When the coronavirus crisis started last month, Joe Urbaneja, 45, lost his $10-a-day job in a workshop in Popayan, in southwest Colombia. He set out on foot again, hiking up and down the same sweltering valleys and wind-swept peaks he crossed in the other direction a year earlier.
His son also lost his construction job and his daughter-in-law hers as a house cleaner, and they set out together with Urbaneja’s two year-old granddaughter.
“We lost our jobs, we lost our house, we lost everything, and now we’re walking again,” Urbaneja said, by the side of a highway in Bogota. “The situation in Venezuela is worse than here, it’s absolutely terrible. But with the conditions created by the lockdown, we’re going.”
The government of Colombian President Ivan Duque closed borders and imposed a three-week lockdown to try to curb the spread of the virus. The measures have caused hardship to many Colombians as well, but disproportionately affect migrants who have less labor and housing protection.
Since Colombia’s 1.8 million Venezuelan migrants often live in hostels that charge rent by the night, and mostly work in the informal economy, the crisis made many of them homeless almost immediately.
Zuleika Pena used to beg for money in Bogota, and said that income has disappeared now that the streets are largely deserted. She’s worried about getting evicted from her hostel along with her three children.
Migrants are sometimes threatened with machetes if they refuse to go quietly. The government has banned evictions during the lockdown, but they’re happening anyway.
“If you’re even a day late, they throw you out on the street with your children,” Pena said.
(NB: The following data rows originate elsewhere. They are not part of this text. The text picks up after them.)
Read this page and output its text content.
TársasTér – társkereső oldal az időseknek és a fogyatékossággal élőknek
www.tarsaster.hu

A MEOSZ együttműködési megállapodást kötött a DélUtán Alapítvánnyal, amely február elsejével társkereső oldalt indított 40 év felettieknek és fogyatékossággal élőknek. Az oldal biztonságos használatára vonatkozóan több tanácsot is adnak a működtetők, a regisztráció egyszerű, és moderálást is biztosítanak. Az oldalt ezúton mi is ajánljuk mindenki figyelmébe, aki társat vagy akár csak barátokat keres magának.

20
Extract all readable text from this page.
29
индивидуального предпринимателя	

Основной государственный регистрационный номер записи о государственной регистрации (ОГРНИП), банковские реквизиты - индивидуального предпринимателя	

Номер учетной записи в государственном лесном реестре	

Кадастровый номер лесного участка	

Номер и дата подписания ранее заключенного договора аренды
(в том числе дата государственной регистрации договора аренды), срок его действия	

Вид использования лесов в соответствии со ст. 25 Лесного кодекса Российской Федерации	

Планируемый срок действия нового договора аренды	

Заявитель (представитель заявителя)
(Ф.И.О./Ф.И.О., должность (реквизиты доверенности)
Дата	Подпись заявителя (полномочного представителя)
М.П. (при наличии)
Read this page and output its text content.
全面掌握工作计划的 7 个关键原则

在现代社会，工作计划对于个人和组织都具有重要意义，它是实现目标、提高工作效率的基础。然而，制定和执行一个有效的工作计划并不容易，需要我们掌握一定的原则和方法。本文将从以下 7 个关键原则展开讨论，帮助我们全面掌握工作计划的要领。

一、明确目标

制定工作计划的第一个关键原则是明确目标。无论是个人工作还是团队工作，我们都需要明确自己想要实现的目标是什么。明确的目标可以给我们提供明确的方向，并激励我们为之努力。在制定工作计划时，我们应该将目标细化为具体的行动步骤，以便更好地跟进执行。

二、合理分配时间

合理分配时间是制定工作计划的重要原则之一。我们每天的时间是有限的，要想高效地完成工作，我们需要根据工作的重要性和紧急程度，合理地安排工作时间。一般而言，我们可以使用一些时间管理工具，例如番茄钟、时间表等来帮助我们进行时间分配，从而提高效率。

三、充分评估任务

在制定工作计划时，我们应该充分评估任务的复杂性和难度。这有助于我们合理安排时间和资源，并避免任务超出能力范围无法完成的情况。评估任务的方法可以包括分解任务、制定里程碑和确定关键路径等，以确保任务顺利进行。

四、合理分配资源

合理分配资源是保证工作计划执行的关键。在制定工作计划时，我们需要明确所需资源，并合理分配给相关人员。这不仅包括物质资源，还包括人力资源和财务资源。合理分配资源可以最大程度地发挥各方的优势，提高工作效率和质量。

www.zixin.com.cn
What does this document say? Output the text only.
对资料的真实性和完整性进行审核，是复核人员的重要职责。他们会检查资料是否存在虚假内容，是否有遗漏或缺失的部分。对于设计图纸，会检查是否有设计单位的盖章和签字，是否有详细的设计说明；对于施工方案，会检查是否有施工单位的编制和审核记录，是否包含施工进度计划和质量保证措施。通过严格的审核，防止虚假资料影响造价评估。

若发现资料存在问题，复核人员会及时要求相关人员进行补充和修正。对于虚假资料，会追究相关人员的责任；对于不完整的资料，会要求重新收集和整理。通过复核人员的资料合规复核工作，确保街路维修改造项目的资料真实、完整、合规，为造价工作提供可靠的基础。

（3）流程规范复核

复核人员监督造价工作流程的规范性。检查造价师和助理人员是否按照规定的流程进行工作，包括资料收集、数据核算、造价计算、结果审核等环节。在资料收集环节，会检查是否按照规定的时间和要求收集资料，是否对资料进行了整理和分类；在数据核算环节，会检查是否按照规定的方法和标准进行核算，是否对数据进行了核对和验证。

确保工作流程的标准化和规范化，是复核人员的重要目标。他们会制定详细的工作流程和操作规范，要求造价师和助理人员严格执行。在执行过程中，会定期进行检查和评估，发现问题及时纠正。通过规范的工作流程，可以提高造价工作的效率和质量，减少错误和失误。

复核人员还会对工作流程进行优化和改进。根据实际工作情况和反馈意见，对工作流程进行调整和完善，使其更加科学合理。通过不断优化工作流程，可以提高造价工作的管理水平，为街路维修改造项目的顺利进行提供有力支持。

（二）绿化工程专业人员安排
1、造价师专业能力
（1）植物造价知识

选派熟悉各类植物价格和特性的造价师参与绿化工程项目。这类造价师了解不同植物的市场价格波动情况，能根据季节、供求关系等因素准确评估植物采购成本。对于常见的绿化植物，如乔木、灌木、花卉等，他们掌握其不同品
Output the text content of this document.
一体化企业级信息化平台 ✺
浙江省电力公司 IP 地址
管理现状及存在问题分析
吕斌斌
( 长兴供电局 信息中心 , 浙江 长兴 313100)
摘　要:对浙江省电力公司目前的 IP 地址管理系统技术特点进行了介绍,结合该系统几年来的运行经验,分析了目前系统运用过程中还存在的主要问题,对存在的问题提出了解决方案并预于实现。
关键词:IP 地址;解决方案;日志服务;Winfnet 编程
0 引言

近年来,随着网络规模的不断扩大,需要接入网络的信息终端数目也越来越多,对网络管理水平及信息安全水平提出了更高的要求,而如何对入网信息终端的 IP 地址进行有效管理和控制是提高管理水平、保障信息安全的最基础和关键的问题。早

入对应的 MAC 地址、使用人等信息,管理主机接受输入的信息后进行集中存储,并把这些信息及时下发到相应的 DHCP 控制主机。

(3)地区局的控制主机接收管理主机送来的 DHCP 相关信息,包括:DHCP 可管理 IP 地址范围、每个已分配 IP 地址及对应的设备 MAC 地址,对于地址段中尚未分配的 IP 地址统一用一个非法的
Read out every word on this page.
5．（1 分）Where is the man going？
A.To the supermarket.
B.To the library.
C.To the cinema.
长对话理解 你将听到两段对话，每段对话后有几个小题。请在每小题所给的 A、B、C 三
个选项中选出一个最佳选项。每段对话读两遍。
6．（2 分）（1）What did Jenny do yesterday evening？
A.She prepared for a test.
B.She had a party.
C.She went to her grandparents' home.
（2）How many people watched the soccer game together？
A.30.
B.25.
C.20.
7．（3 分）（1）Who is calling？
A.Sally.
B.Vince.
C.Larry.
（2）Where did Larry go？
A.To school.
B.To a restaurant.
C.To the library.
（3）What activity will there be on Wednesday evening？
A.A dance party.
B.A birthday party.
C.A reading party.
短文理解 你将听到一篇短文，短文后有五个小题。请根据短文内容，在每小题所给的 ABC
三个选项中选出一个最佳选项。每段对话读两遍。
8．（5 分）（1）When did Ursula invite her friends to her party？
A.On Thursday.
Pena lives in Santa Fe, one of Bogota’s most dangerous neighborhoods, and said she saw a neighbor beaten with clubs during one recent eviction. Many people in her position don’t have much choice other than to return home.
On Friday, one group of about fifteen young Venezuelans on the highway out of Bogota included two pregnant women. The group said they had already walked 350 miles from Cali, Colombia’s third city, after being evicted from their accommodation. Even though the border is closed, it is not difficult to go through informal crossings.
“In Venezuela, they might have more of a support network to fall back on, but Venezuela is going to be one of the places hit hardest by the virus, considering that its health care system collapsed years ago,” said Jessica Bolter, an analyst at the Migration Policy Institute, a Washington-based think tank. “They really have a lot of bad options at the moment, as host country governments with limited resources are still trying to figure out their responses.”